The DOH accused Wheeler of also trying to “rewrite history.”
“In the absence of any real federal response to the COVID-19 pandemic, New York State stepped forward and from the very beginning did everything we could to protect our most vulnerable population,” spokesman Jonah Bruno said. “Anyone can attempt to rewrite history or rehash out of context conversations a year later, but that doesn’t change the facts.”
“New York State created the best testing infrastructure in the world, which tested every resident, in each of the state’s 613 nursing homes by the first week in June, and continues to support nursing home staff and more recently visitor testing, by providing facilities more than 1.1 million rapid tests,” he added.

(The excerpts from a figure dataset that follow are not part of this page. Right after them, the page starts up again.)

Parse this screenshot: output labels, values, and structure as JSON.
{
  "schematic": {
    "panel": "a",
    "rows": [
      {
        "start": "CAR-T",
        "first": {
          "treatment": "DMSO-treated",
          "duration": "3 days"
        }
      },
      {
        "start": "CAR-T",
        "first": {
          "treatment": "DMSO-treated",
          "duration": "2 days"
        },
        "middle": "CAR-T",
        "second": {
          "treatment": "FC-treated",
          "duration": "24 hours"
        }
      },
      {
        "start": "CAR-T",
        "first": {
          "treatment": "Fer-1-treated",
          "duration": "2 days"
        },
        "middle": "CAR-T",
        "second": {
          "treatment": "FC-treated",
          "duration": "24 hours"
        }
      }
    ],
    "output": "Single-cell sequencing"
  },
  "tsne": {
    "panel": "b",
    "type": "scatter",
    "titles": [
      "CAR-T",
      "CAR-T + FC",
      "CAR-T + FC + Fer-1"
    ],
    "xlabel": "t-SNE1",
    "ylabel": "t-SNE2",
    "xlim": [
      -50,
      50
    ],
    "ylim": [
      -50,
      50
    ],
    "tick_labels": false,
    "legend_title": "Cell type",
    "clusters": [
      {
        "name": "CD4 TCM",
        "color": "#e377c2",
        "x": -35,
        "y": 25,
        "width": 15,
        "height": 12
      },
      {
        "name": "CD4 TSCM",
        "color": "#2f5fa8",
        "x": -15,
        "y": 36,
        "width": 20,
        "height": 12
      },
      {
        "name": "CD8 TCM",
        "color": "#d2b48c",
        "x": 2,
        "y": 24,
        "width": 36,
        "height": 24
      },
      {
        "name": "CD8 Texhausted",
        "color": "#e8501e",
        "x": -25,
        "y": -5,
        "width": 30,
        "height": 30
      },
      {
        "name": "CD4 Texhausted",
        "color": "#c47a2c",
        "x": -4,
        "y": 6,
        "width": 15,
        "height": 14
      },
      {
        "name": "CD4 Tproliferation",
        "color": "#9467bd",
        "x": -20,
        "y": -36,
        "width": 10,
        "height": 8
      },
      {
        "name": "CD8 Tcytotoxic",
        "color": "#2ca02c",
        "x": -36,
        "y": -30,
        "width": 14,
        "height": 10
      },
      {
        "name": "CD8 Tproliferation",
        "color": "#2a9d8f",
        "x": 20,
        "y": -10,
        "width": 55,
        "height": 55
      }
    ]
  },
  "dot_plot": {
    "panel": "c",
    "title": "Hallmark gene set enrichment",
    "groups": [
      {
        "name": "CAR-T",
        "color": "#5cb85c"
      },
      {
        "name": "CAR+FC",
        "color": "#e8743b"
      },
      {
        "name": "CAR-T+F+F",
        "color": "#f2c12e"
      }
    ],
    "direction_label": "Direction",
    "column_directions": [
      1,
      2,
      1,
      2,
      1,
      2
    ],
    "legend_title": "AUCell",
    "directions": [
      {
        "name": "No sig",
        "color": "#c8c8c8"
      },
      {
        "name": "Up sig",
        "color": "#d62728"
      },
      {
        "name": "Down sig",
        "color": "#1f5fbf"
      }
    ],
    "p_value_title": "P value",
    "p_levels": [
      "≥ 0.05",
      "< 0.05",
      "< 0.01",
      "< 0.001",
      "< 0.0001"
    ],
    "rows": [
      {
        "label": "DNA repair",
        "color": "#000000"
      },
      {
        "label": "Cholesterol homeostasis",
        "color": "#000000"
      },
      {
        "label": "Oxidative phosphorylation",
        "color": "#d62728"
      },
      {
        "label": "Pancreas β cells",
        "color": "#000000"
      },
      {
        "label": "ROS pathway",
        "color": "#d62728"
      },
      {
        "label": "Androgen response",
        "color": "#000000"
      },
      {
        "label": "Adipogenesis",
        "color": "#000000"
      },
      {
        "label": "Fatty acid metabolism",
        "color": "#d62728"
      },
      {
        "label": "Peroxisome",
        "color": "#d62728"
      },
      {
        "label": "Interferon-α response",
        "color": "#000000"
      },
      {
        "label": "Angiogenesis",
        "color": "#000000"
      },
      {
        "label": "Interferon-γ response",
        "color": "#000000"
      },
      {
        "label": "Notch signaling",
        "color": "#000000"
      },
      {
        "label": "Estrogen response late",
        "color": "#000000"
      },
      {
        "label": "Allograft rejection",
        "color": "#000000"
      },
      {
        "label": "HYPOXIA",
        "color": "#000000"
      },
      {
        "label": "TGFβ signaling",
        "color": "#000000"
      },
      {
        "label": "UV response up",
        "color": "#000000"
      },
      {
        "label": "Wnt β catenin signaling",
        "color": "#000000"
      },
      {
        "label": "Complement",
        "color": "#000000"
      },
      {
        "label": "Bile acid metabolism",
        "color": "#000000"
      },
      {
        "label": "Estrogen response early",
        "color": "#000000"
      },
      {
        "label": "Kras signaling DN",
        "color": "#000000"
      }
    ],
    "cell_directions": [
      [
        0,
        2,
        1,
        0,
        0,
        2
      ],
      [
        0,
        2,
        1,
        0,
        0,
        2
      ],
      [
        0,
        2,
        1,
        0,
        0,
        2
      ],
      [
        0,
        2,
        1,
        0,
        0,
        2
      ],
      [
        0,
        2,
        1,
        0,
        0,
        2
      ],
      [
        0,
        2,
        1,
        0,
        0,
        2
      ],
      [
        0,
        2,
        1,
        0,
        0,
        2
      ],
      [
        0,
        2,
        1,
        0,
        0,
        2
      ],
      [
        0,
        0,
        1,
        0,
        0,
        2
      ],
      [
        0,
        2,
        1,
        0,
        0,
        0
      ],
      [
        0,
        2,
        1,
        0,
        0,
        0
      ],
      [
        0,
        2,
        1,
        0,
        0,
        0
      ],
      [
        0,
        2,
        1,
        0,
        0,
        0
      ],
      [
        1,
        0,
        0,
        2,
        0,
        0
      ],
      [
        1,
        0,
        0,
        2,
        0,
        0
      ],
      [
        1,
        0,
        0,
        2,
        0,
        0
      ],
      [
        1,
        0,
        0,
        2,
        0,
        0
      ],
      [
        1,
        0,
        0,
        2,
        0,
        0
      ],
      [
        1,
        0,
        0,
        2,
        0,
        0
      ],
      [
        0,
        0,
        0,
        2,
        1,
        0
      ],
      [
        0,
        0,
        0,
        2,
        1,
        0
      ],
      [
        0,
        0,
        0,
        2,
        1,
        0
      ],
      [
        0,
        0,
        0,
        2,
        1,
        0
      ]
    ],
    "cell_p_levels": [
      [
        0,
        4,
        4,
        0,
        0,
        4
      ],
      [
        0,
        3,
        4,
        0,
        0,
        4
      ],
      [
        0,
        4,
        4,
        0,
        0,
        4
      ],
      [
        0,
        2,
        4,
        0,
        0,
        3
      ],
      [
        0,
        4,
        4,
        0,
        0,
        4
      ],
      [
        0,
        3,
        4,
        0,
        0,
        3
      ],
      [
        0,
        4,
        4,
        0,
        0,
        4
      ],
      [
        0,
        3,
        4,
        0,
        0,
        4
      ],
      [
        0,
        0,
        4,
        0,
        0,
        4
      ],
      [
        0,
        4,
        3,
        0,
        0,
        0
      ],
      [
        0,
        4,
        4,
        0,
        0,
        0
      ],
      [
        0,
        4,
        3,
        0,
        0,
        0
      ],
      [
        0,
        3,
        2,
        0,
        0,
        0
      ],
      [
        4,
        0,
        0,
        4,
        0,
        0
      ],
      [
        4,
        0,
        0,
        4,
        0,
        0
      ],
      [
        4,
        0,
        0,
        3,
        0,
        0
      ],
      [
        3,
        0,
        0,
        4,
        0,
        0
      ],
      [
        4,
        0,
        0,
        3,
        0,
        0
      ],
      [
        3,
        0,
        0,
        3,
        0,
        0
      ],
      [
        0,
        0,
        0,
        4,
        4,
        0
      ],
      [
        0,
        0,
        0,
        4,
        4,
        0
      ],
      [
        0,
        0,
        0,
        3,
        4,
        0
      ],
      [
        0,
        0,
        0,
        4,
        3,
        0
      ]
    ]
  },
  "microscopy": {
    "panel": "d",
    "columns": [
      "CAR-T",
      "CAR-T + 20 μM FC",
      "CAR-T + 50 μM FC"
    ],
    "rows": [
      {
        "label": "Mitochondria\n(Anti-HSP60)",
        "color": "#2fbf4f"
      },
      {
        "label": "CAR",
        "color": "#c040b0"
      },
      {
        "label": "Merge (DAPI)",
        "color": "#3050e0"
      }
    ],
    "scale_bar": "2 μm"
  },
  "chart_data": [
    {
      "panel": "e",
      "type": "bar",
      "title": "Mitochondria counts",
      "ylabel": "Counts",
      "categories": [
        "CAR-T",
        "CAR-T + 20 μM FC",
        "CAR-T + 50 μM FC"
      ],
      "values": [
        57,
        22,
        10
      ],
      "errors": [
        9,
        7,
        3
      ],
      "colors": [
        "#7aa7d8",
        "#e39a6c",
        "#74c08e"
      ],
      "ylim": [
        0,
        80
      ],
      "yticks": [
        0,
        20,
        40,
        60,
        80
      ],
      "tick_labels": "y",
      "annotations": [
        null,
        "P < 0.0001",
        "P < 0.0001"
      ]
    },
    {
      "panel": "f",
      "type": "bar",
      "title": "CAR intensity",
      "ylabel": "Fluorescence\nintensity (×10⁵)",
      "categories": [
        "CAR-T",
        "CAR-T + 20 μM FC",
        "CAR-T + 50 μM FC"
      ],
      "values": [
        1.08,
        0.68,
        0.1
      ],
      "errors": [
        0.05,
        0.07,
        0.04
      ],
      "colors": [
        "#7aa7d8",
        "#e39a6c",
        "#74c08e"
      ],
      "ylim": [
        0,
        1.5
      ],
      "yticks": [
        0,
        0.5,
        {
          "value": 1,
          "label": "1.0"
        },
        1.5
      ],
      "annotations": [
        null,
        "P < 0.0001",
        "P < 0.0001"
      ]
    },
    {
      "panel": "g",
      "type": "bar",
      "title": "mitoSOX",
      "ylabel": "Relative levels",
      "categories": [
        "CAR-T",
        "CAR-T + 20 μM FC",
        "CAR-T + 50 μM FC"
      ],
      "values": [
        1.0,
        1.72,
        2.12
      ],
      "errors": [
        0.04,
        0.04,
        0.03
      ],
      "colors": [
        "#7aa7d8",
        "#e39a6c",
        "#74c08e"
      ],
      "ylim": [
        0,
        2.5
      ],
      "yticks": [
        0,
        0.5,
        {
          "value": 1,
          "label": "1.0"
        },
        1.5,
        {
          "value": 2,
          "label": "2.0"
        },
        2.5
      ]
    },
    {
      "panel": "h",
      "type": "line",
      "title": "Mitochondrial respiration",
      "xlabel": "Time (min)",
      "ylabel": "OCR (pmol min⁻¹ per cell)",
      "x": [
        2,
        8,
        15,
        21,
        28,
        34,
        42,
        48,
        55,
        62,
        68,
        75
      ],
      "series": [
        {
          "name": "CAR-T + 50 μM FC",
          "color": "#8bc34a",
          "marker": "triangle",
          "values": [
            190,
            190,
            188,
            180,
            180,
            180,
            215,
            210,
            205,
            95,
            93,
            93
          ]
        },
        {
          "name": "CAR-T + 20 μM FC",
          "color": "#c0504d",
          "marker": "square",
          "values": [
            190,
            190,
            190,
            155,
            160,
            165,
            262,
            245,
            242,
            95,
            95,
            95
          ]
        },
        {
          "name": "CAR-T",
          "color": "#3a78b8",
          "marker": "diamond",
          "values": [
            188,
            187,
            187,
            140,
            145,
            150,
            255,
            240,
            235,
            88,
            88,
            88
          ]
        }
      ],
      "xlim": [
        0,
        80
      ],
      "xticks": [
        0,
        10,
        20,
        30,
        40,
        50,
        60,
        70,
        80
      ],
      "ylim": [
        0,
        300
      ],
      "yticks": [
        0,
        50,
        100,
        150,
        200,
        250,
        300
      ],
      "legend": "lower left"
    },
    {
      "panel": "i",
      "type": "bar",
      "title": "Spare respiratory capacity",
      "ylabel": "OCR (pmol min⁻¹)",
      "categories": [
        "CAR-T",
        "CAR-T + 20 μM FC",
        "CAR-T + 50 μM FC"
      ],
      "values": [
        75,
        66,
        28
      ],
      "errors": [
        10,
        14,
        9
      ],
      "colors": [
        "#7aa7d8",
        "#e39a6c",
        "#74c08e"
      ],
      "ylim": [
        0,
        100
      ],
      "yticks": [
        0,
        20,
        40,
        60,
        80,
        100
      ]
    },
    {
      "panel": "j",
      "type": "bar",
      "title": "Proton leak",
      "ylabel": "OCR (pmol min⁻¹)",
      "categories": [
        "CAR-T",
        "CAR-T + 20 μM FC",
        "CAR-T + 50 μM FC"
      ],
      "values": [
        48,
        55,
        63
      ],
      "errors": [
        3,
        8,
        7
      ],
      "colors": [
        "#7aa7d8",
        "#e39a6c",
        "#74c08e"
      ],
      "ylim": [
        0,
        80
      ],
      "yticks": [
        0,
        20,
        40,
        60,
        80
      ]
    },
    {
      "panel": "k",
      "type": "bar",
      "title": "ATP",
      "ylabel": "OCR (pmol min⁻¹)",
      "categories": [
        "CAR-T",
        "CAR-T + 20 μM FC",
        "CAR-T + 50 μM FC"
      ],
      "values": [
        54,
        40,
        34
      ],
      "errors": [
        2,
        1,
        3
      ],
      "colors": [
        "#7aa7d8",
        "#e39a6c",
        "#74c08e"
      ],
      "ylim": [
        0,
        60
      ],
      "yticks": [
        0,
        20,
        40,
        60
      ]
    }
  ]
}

However, emails show that DOH officials also rejected a proposed order by Onondaga County that would have allowed it to mandate testing of employees in county nursing homes, according to the report. The DOH offered no explicit explanation for the decision.
The report comes amid growing concerns over the governor’s mishandling of the coronavirus pandemic in nursing homes: In January, state attorney general Letitia James released a report that showed the administration may have underreported the number of COVID deaths among nursing home residents by as much as 50 percent.
Reports earlier this month detailed how Cuomo’s aides allegedly rewrote a July report by state health officials to conceal the number of nursing home residents who died from coronavirus in the state. They worked to hide the fact that more than 9,000 nursing home residents had died from the virus in the state at the time, according to reports from the New York Times and the Wall Street Journal.
The allegations that Cuomo’s associates received special access to COVID tests will be part of an ongoing impeachment investigation into the governor, which began after several women accused the governor of harassment and misconduct.